Riojano de nascimento e sacerdote a vida toda («Deus me pôs neste caminho aos 12 anos»), o padre Olarte completou em setembro 70 anos, os últimos 19 como arquivista deste imponente mosteiro, declarado, em 1997, Patrimônio da Humanidade. «As pessoas me perguntam muitas vezes: Por que se tornou frade? E eu lhes respondo que é para não contrariar a Deus», graceja o monge desde o seu local de trabalho em San Millán.

O chamado Escorial de La Rioja é habitado por uma comunidade de doze agostinianos, que dão continuidade a uma vida monástica iniciada no século V pelo eremita Millán. Não é da vida contemplativa e penitente que mais desfruta o padre Olarte, um frade campechano (natural de Campeche).

Dedicado ao estudo do período medieval, veio ele sofrer as penas neste vale de lágrimas pondo de parte seu gosto pelos pequenos prazeres que lhe brinda o retiro voluntario: bom vinho na hora da comida («há frades que bebem só água; isto é com eles»), uma paisagem idílica para movimentar o corpo com longos passeios ao cair da tarde e montanhas de livros velhos a seu inteiro dispor, sua verdadeira paixão.

Já ficou claro que Olarte não vive como um ermitão, embora passe longas horas apenas com seus códices na biblioteca, a zona zero da abadia. Ama os livros, sobretudo os medievais. Quiçá veja neles o reflexo de seus companheiros que distantes séculos atrás e nessa mesma biblioteca que ele tanto ama dedicaram sua vida a adornar as bordas de cada página, a cinzelar os textos a tinta, a ilustrar e decorá-los com seus desenhos e perfeitas miniaturas. Através desses manuscritos, Olarte chegou a conhecer (e compreender) a fundo a vida monástica medieval. Extremadamente dura, muito modesta e sóbria, de perfeição espiritual, de castigos corporais. Pouco que ver com ele.
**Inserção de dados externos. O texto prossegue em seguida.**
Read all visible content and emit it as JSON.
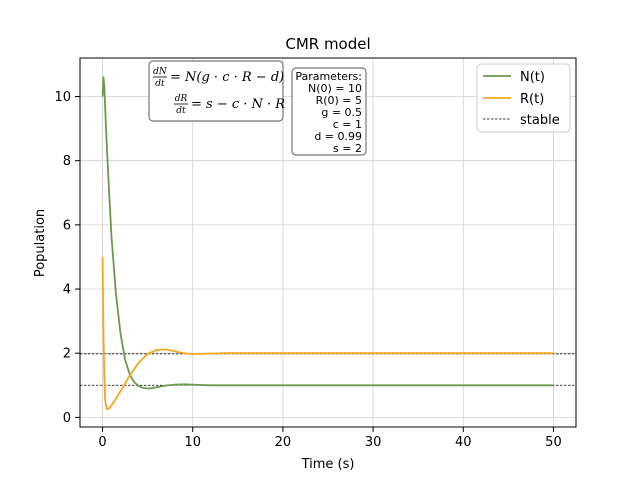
{
  "chart_data": {
    "type": "line",
    "title": "CMR model",
    "xlabel": "Time (s)",
    "ylabel": "Population",
    "xlim": [
      -2.5,
      52.5
    ],
    "ylim": [
      -0.3,
      11.2
    ],
    "xticks": [
      0,
      10,
      20,
      30,
      40,
      50
    ],
    "yticks": [
      0,
      2,
      4,
      6,
      8,
      10
    ],
    "grid": true,
    "legend_position": "top-right",
    "legend": [
      "N(t)",
      "R(t)",
      "stable"
    ],
    "series": [
      {
        "name": "N(t)",
        "color": "#6a9a4f",
        "x": [
          0,
          0.1,
          0.2,
          0.3,
          0.5,
          0.75,
          1,
          1.5,
          2,
          2.5,
          3,
          3.5,
          4,
          4.5,
          5,
          5.5,
          6,
          7,
          8,
          9,
          10,
          11,
          12,
          14,
          16,
          20,
          30,
          40,
          50
        ],
        "y": [
          10,
          10.6,
          10.3,
          9.6,
          8.3,
          6.9,
          5.6,
          3.8,
          2.6,
          1.8,
          1.35,
          1.1,
          0.98,
          0.92,
          0.9,
          0.91,
          0.94,
          0.99,
          1.02,
          1.03,
          1.02,
          1.01,
          1.0,
          1.0,
          1.0,
          1.0,
          1.0,
          1.0,
          1.0
        ]
      },
      {
        "name": "R(t)",
        "color": "#f5a623",
        "x": [
          0,
          0.1,
          0.2,
          0.3,
          0.45,
          0.6,
          0.8,
          1,
          1.5,
          2,
          2.5,
          3,
          4,
          5,
          6,
          7,
          8,
          9,
          10,
          11,
          12,
          14,
          16,
          20,
          30,
          40,
          50
        ],
        "y": [
          5,
          2.6,
          1.2,
          0.5,
          0.27,
          0.25,
          0.3,
          0.38,
          0.58,
          0.82,
          1.05,
          1.3,
          1.7,
          1.98,
          2.1,
          2.12,
          2.06,
          2.0,
          1.97,
          1.98,
          1.99,
          2.0,
          2.0,
          2.0,
          2.0,
          2.0,
          2.0
        ]
      }
    ],
    "stable_lines": [
      {
        "name": "stable",
        "y": 1.98,
        "color": "#000000"
      },
      {
        "name": "",
        "y": 1.0,
        "color": "#000000"
      }
    ]
  },
  "equations": {
    "eq1_frac_num": "dN",
    "eq1_frac_den": "dt",
    "eq1_rhs": "= N(g · c · R − d)",
    "eq2_frac_num": "dR",
    "eq2_frac_den": "dt",
    "eq2_rhs": "= s − c · N · R"
  },
  "parameters": {
    "heading": "Parameters:",
    "lines": [
      "N(0) = 10",
      "R(0) = 5",
      "g = 0.5",
      "c = 1",
      "d = 0.99",
      "s = 2"
    ]
  }
}
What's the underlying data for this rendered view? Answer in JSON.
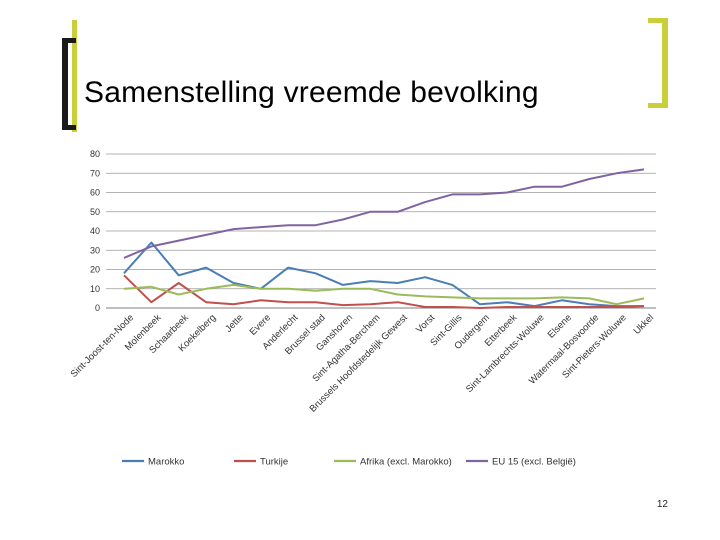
{
  "slide": {
    "title": "Samenstelling vreemde bevolking",
    "page_number": "12"
  },
  "chart_data": {
    "type": "line",
    "categories": [
      "Sint-Joost-ten-Node",
      "Molenbeek",
      "Schaarbeek",
      "Koekelberg",
      "Jette",
      "Evere",
      "Anderlecht",
      "Brussel stad",
      "Ganshoren",
      "Sint-Agatha-Berchem",
      "Brussels Hoofdstedelijk Gewest",
      "Vorst",
      "Sint-Gillis",
      "Oudergem",
      "Etterbeek",
      "Sint-Lambrechts-Woluwe",
      "Elsene",
      "Watermaal-Bosvoorde",
      "Sint-Pieters-Woluwe",
      "Ukkel"
    ],
    "series": [
      {
        "name": "Marokko",
        "color": "#4a7eb5",
        "values": [
          18,
          34,
          17,
          21,
          13,
          10,
          21,
          18,
          12,
          14,
          13,
          16,
          12,
          2,
          3,
          1,
          4,
          2,
          1,
          1
        ]
      },
      {
        "name": "Turkije",
        "color": "#c0504d",
        "values": [
          17,
          3,
          13,
          3,
          2,
          4,
          3,
          3,
          1.5,
          2,
          3,
          0.5,
          0.5,
          0,
          0.5,
          0.5,
          0.5,
          0.5,
          0.5,
          1
        ]
      },
      {
        "name": "Afrika (excl. Marokko)",
        "color": "#9bbb59",
        "values": [
          10,
          11,
          7,
          10,
          12,
          10,
          10,
          9,
          10,
          10,
          7,
          6,
          5.5,
          5,
          5,
          5,
          5.5,
          5,
          2,
          5
        ]
      },
      {
        "name": "EU 15 (excl. België)",
        "color": "#8064a2",
        "values": [
          26,
          32,
          35,
          38,
          41,
          42,
          43,
          43,
          46,
          50,
          50,
          55,
          59,
          59,
          60,
          63,
          63,
          67,
          70,
          72
        ]
      }
    ],
    "y_ticks": [
      "0",
      "10",
      "20",
      "30",
      "40",
      "50",
      "60",
      "70",
      "80"
    ],
    "ylim": [
      0,
      80
    ],
    "grid": "horizontal",
    "legend": "bottom"
  }
}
A vida agora em Yuso é mais fácil, há dias de abstinência e jejum, mas não demasiados e a frugalidade na hora de almoço não é extraordinária. «Há coisas que me proíbem, poucas, e outras que me proíbo eu mesmo», afirma com franca sinceridade. Olarte levanta faltando quinze minutos para as sete horas e se recolhe às onze da noite. Entre as duas horas e meia de oração, as oito de estudo, as três refeições e algum passeio pelos arvoredos próximos não lhe sobre tempo para nada mais. Na biblioteca não há calefação, o principal inconveniente de ser Patrimônio da Humanidade. Existem outras. Por exemplo, cada vez que Olarte seleciona um livro para restaurá-lo, uma comissão de técnicos e políticos deve, antes, dar a aprovação. Papelada, burocracia, informes… uma confusão. «Além disto», acrescenta o padre, «tenho que aguentar muitos visitantes pedantes.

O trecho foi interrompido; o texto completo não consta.